Researchers at Yale University have assembled a large set of experts, including Marina, to verify the identification of Foraminifera in their collections using the crowdsourcing platform Notes from Nature. Marina suggested that the Buckley dataset should be added to what will be ‘the largest set of images of modern planktonic foraminifera.’

The crowd of experts have recently completed their classification work. Each image in the dataset had to be classified four times before it was marked as complete. Yale presented their results so far at the International conference on Foraminifera in June 2018 at the University of Edinburgh.

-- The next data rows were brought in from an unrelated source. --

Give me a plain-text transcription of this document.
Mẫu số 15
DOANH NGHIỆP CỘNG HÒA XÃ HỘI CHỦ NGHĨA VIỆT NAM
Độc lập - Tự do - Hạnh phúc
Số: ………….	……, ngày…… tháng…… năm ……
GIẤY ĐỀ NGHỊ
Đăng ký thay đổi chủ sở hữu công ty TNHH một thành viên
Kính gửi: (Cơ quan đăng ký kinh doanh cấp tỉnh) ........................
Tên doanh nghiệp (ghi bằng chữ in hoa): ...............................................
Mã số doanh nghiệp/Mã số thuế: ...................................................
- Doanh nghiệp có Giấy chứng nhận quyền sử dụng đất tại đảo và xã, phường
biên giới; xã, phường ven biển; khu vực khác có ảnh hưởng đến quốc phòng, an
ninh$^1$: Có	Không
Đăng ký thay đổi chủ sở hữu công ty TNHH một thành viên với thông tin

The main aims of the Yale project are for the collection of images to be used as a teaching dataset for the scientists of the future. The specimens classified by the experts can also provide example specimens to develop automatic recognition software.

slide from henry (Alexander) Buckley collection, where he formed his initials from specimens of Globigerinoides ruber
Slide from the Henry (Alexander) Buckley collection, where he formed his initials from specimens.

The Buckley collection dataset is openly available on the Museum’s Data Portal both as a list of slides and as records of individually imaged specimens. Yale will also be releasing a collaborative data paper with the participants of their crowdsourcing classification work and will make their dataset and learning publically available to the world.

Ironically even though Buckley didn’t achieve his dreams of producing an Atlas of Modern Planktonic Foraminifera during his lifetime, images and data from his collection are now contributing to the largest set of images of modern planktonic foraminifera ever compiled. This goes a long way to realising Henry Buckley’s dreams in the digital age.